Kim, 11 Kasım 1968'de Hwacheon'da doğdu. Babası ordudaydı. Çocukken, kömür gazından gaz zehirlenmesi geçirdi. Seul'deki Yonsei Üniversitesi'nde eğitim gördü, Yonsei Üniversitesi İşletme ve İşletme bölümlerinde lisans ve lisansüstü dereceler kazandı. Bunun yerine hikaye yazmaya odaklandı. Kim, 1993 yılında Yonsei Üniversitesi'nden mezun olduktan sonra, Suwon yakınlarındaki askeri polis 51. Piyade Bölümünde asistan dedektif olarak göreve başladı. Serbest meslek yazarı olarak kariyerine odaklandı.

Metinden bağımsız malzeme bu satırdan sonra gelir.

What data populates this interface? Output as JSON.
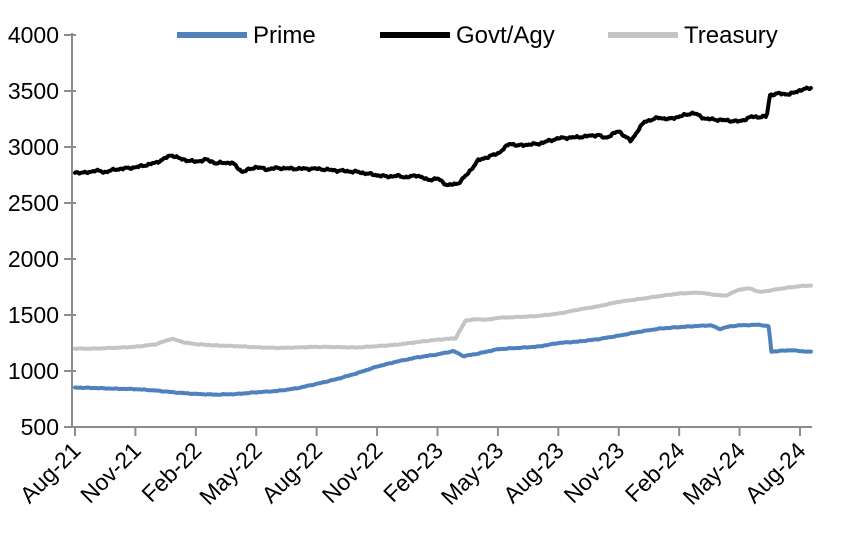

Daha sonra Kore Ulusal Sanat Üniversitesi'nde Drama Okulu'nda profesör olarak çalıştı ve düzenli olarak kitap temalı bir radyo programına ev sahipliği yaptı. 2008 sonbaharında, sadece yazıya ayırmak için tüm görevlerinden istifa etti. Kim ayrıca İngiliz romanlarını ve en son F. Scott Fitzgerald'ın The Great Gatsby'yi Koreceye çevirir. Eylül 2010'dan Haziran 2011'e kadar Columbia Üniversitesi'nde misafir öğretim üyesi olarak bulunur.
Bu başlık altında çoğunluğu Koreceden olmak üzere -bir kısmı İngilizce- Türkçeye çevirisi yapılan edebiyat alanındaki kitapları ekleyeceğim. Benim gibi Kore Edebiyatı sevenlerin faydalanmasını umuyorum. :)
1.
"İnsan zaman denen parmaklıkların arkasına kapatılmış bir suçlu."

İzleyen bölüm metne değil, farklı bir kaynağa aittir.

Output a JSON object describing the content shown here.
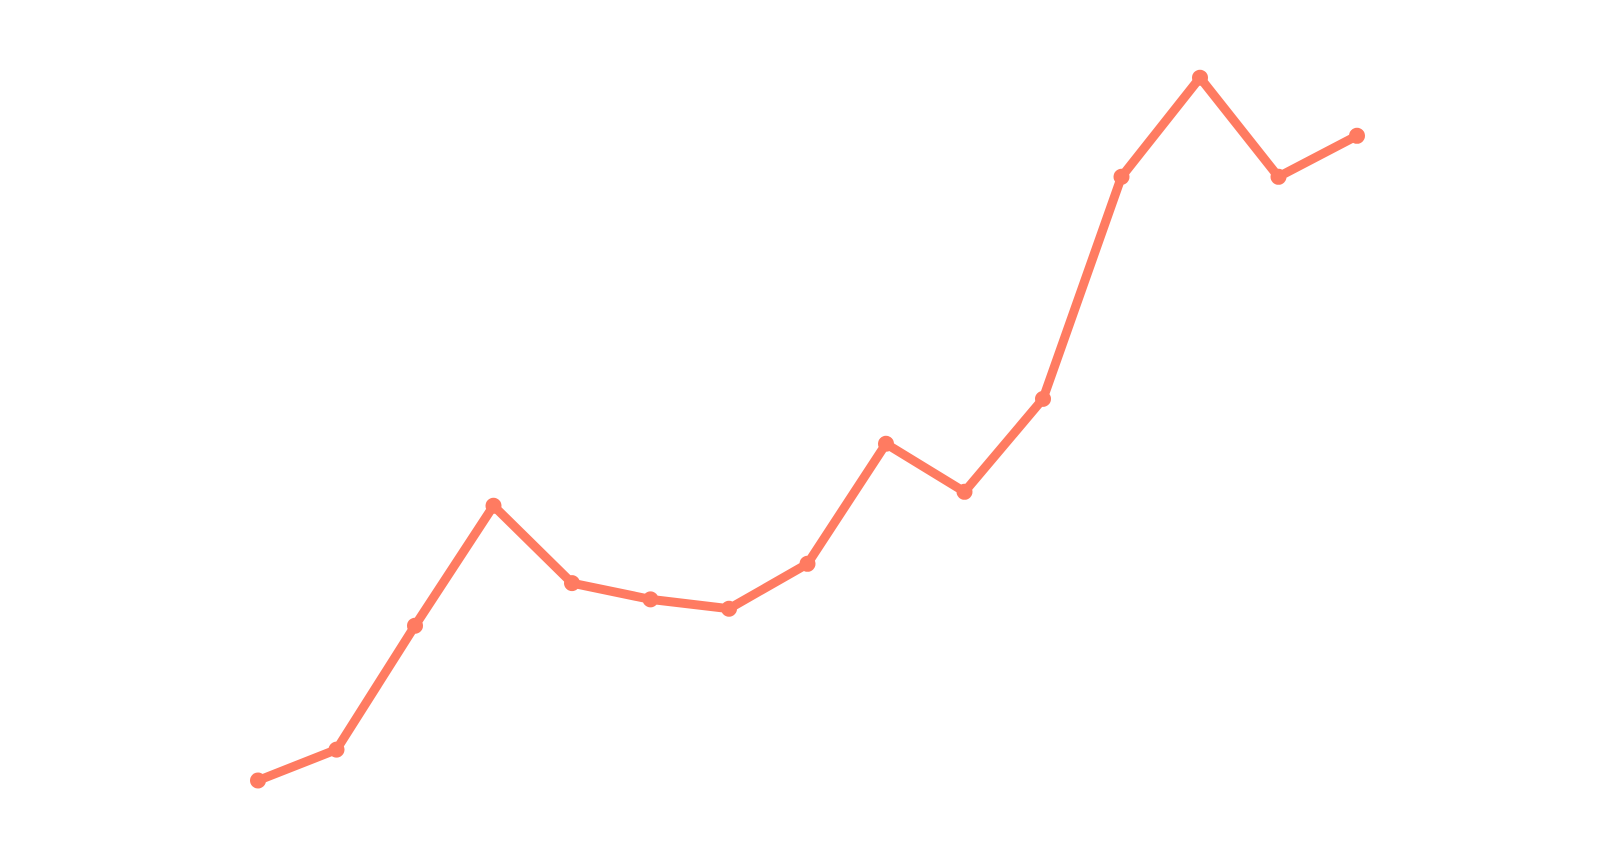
{
  "chart_data": {
    "type": "line",
    "title": "",
    "xlabel": "",
    "ylabel": "",
    "axes_visible": false,
    "grid": false,
    "legend": "none",
    "x": [
      1,
      2,
      3,
      4,
      5,
      6,
      7,
      8,
      9,
      10,
      11,
      12,
      13,
      14,
      15
    ],
    "series": [
      {
        "color": "#ff7b61",
        "markers": true,
        "values": [
          2,
          6,
          22,
          37.5,
          27.5,
          25.4,
          24.2,
          30,
          45.5,
          39.3,
          51.3,
          80,
          92.8,
          80,
          85.3
        ]
      }
    ],
    "ylim": [
      0,
      100
    ]
  }
}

Alzheimer, eski bir seri katil olan Byıonğsu Kim’in arkasına kapatılmayı defalarca hak ettiği parmaklıkları getirip önüne koyuyor. Demirlerin paslı şiirler okuduğu, yaşanmışlıkların silikleşip gerçekle bağlarını kopardığı, ruhunun kör kuyularda çırpındığı bir mezarlık Kim’in zihni şimdi. Her şeyin derin bir boşlukta uçuştuğu bu yeni hayatın sorduğu sorular kolay, ama cevapları zor.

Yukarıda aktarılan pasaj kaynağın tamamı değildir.